De janeiro a abril de 2021, as vendas internas alcançaram 7,9 milhões de toneladas, uma alta de 40,5% em relação ao apurado no mesmo período do ano anterior. O consumo aparente nacional de produtos siderúrgicos totalizou 9 milhões de toneladas até abril, mostrando elevação de 43,7% frente ao registrado no mesmo período de 2020.

As importações, por sua vez, alcançaram 1,4 milhão de toneladas nos quatro primeiros meses de 2021, aumento de 99,1% frente ao mesmo período do ano anterior. Em valor, as importações atingiram US$ 1,3 bilhão e avançaram 69,8% no mesmo período de comparação. Já as exportações somaram 3,5 milhões de toneladas, ou US$ 2,4 bilhões, de janeiro a abril de 2021. Em termos de volume, houve queda de 13,9%, mas em relação a valor foi registrado crescimento de 14,4% na comparação com o mesmo período do ano passado.

Abril

A produção brasileira de aço bruto atingiu 3,1 milhões de toneladas em abril, aumento de 59,3% frente ao apurado no mesmo mês de 2020. Essa foi a maior produção desde outubro de 2018, destacou o presidente executivo do IABr, Marco Polo de Mello Lopes. 

A produção de laminados, da ordem de 2,3 milhões de toneladas, evoluiu 77,4% frente à registrada em abril de 2020. A produção de semiacabados para vendas apresentou total de 638 mil toneladas, crescimento de 6,4% em relação ao mesmo mês do ano passado.

As vendas internas avançaram 96,1% frente ao apurado em abril de 2020 e atingiram 1,9 milhão de toneladas. O consumo aparente de produtos siderúrgicos foi de 2,2 milhões de toneladas, 95,7% superior ao apurado no mesmo mês do ano anterior. 

Marco Polo de Mello Lopes chamou a atenção que “o forte crescimento desses indicadores se deu pela baixa base de comparação de abril de 2020, período mais agudo da grave crise de demanda que impactou a indústria de transformação e a indústria do aço”.

As exportações de abril atingiram 832 mil toneladas, ou US$ 657 milhões, resultando em queda de 5,5% em quantitativo e aumento de 36,9% em valor, sobre abril de 2020. As importações atingiram 356 mil toneladas (90,8% em ‘quantum’) e US$ 343 milhões (85,4% em valor) frente ao registrado em abril do ano passado.

Na avaliação do presidente executivo do IABr, os dados mostram que a indústria brasileira do aço continua produzindo e “colocando no mercado interno acima do que foi produzido e ofertado no início do ano”, antes da crise da covid-19. 

Ele ressaltou que “a maior demanda do mercado interno reflete a retomada dos setores consumidores, mas também a formação de estoques defensivos de alguns segmentos em relação à volatilidade do mercado, ocasionado pelo boom (explosão) no preço das commodities (produtos agrícolas e minerais comercializados no mercado externo).
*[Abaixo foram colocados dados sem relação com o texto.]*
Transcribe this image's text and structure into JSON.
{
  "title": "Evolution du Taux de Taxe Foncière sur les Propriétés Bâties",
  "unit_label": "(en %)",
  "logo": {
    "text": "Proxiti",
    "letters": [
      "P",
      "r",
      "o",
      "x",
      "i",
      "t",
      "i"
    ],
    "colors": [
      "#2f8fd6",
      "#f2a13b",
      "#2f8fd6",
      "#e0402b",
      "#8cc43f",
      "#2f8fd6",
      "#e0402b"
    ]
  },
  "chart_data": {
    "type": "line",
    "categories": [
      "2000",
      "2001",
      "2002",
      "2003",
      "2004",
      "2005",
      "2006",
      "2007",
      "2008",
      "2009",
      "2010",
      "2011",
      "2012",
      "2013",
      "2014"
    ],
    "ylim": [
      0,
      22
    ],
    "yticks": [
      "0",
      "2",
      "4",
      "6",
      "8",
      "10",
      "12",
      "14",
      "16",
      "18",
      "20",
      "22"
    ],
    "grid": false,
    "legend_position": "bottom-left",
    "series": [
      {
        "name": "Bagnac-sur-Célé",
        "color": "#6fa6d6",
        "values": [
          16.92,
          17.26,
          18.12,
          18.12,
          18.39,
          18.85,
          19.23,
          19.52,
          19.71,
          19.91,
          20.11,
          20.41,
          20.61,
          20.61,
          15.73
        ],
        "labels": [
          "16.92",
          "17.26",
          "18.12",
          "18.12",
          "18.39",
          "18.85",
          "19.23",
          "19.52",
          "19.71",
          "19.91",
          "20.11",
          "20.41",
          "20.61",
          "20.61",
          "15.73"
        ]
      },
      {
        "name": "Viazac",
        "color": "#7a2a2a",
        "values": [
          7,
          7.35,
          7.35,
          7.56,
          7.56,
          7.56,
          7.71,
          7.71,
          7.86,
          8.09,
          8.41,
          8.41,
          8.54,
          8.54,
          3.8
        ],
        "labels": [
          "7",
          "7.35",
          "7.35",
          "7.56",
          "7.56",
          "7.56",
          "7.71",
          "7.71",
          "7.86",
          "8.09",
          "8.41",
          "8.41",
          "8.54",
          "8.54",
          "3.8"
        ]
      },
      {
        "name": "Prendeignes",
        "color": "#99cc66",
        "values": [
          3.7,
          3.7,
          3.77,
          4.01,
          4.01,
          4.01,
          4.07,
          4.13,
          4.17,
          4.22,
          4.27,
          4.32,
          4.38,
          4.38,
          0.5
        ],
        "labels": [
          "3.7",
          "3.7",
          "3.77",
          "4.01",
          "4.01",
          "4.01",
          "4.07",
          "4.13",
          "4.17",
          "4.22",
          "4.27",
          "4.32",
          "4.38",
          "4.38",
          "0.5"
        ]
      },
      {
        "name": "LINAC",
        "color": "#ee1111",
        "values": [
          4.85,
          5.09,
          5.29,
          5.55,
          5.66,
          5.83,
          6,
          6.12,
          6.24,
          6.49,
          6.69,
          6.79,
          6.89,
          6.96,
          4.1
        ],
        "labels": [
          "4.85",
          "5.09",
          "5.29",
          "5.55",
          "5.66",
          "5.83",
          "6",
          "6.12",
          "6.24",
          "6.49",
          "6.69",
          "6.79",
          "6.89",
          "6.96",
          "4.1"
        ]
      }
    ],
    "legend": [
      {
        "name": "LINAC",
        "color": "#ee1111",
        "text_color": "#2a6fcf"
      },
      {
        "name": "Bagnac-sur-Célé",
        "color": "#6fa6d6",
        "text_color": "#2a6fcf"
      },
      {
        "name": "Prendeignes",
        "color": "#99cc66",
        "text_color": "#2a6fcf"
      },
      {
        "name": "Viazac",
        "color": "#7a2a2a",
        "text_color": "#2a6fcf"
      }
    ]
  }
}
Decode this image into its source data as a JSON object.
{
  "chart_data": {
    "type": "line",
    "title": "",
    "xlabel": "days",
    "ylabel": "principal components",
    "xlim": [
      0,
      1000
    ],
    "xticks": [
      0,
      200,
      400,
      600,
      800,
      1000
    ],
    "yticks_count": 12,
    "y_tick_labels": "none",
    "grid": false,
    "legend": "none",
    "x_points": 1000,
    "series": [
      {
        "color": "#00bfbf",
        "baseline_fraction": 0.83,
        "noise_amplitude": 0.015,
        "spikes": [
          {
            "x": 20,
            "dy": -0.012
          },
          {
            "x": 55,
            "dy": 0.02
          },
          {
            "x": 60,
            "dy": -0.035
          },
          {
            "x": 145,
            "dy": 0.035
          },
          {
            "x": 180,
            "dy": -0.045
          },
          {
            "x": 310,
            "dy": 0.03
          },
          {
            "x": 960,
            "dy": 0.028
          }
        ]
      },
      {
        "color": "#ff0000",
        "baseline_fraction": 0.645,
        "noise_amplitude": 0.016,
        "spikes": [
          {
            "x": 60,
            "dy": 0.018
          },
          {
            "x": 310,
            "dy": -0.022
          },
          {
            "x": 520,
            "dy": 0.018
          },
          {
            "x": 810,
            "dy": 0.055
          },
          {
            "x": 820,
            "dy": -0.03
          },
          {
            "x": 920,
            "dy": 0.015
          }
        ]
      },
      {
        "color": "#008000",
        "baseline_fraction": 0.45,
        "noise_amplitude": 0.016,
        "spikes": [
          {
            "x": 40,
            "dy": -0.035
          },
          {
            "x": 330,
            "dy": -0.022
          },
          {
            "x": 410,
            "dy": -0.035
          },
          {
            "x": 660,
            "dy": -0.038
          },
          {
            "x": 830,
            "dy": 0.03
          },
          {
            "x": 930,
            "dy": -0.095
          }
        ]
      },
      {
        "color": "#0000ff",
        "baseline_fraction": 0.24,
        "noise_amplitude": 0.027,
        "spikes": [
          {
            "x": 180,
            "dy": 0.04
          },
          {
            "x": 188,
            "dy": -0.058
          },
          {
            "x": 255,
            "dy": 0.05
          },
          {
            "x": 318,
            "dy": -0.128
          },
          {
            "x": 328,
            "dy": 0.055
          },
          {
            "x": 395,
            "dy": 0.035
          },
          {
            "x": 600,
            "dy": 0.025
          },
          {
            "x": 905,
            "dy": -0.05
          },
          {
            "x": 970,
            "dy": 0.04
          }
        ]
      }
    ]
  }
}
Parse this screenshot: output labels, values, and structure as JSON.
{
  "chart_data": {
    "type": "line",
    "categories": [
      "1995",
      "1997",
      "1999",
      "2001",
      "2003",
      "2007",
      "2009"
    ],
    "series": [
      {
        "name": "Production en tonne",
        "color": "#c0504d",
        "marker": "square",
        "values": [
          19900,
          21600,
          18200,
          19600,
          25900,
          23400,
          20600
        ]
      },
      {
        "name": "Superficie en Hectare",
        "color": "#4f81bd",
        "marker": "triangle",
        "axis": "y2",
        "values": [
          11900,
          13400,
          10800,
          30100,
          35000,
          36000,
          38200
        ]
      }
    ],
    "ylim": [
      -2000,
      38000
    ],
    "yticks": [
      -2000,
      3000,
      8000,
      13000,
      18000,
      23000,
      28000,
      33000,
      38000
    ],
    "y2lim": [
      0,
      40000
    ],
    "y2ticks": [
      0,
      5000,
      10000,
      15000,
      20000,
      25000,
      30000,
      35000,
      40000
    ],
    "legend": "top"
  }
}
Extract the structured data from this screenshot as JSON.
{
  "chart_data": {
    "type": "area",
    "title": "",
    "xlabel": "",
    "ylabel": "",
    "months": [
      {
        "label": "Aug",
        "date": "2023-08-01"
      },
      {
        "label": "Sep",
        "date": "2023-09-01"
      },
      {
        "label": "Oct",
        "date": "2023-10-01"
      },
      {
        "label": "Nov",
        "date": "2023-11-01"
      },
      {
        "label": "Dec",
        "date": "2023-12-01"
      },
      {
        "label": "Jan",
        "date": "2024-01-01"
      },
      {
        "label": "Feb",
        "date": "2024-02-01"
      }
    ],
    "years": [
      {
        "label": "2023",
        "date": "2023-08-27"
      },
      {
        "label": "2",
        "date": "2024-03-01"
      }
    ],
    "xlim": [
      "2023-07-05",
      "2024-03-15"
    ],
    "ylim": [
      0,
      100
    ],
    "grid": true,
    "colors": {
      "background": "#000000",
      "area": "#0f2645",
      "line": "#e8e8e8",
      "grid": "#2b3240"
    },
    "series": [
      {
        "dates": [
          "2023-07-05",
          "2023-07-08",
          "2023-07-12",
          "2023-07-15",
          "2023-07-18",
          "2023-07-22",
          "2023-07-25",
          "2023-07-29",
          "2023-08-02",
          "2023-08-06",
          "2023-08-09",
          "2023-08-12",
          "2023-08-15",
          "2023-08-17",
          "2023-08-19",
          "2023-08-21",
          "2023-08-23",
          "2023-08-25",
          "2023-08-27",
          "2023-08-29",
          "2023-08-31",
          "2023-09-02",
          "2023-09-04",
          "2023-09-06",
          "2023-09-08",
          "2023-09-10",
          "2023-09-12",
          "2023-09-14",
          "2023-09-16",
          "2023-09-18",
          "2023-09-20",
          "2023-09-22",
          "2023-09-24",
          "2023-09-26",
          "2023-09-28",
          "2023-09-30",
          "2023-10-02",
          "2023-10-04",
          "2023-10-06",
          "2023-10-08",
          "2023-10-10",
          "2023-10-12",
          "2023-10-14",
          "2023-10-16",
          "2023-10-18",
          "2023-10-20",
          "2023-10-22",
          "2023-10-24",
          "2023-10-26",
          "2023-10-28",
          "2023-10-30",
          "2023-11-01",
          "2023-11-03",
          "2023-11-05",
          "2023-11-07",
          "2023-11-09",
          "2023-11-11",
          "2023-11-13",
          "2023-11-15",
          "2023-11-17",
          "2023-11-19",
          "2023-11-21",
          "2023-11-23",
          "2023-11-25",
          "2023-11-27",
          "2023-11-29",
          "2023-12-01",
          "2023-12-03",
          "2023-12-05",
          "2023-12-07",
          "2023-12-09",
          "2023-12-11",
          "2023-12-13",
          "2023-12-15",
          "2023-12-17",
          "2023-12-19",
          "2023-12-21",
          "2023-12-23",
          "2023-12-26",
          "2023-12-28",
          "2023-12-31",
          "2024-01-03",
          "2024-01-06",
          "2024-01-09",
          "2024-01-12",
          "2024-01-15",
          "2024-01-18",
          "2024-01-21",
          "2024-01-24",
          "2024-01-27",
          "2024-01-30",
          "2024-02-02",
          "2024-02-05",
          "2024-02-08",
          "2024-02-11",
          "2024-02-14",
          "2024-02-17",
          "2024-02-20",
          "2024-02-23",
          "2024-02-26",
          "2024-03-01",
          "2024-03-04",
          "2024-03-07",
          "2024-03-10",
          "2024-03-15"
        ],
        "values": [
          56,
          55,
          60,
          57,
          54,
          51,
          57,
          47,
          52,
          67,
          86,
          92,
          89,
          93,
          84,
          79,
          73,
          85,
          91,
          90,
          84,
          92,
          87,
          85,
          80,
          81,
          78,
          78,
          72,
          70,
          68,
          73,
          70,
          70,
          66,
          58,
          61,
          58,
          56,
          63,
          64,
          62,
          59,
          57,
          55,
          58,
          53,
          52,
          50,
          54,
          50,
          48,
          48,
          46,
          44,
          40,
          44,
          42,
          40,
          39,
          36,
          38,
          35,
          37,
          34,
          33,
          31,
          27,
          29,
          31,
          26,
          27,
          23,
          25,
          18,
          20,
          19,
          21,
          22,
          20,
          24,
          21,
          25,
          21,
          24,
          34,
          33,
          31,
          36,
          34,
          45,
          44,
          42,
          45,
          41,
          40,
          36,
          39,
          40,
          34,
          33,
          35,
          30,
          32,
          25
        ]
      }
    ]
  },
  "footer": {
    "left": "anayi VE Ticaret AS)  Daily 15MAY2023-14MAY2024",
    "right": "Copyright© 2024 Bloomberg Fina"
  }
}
No caso da indústria do aço, a quase totalidade de insumos e matérias primas e, em especial, as essenciais como minério de ferro e sucata, continuam com significativa elevação de preços, com forte impacto nos custos de produção do setor”, disse Lopes.

Confiança

O Instituto Aço Brasil divulgou também o Indicador de Confiança da Indústria do Aço (Icia) referente a maio. O indicador cresceu 3,7 pontos frente ao mês anterior, atingindo 71,1 pontos, devido à melhora das expectativas do empresariado do setor em relação ao cenário dos próximos seis meses, que cresceu 7 pontos, passando para 67,4 pontos. Essa foi a segunda alta seguida do Icia, depois de cinco meses de queda do indicador. O índice que mede as condições atuais da economia brasileira aumentou em 3,3 pontos, para 60,1 pontos.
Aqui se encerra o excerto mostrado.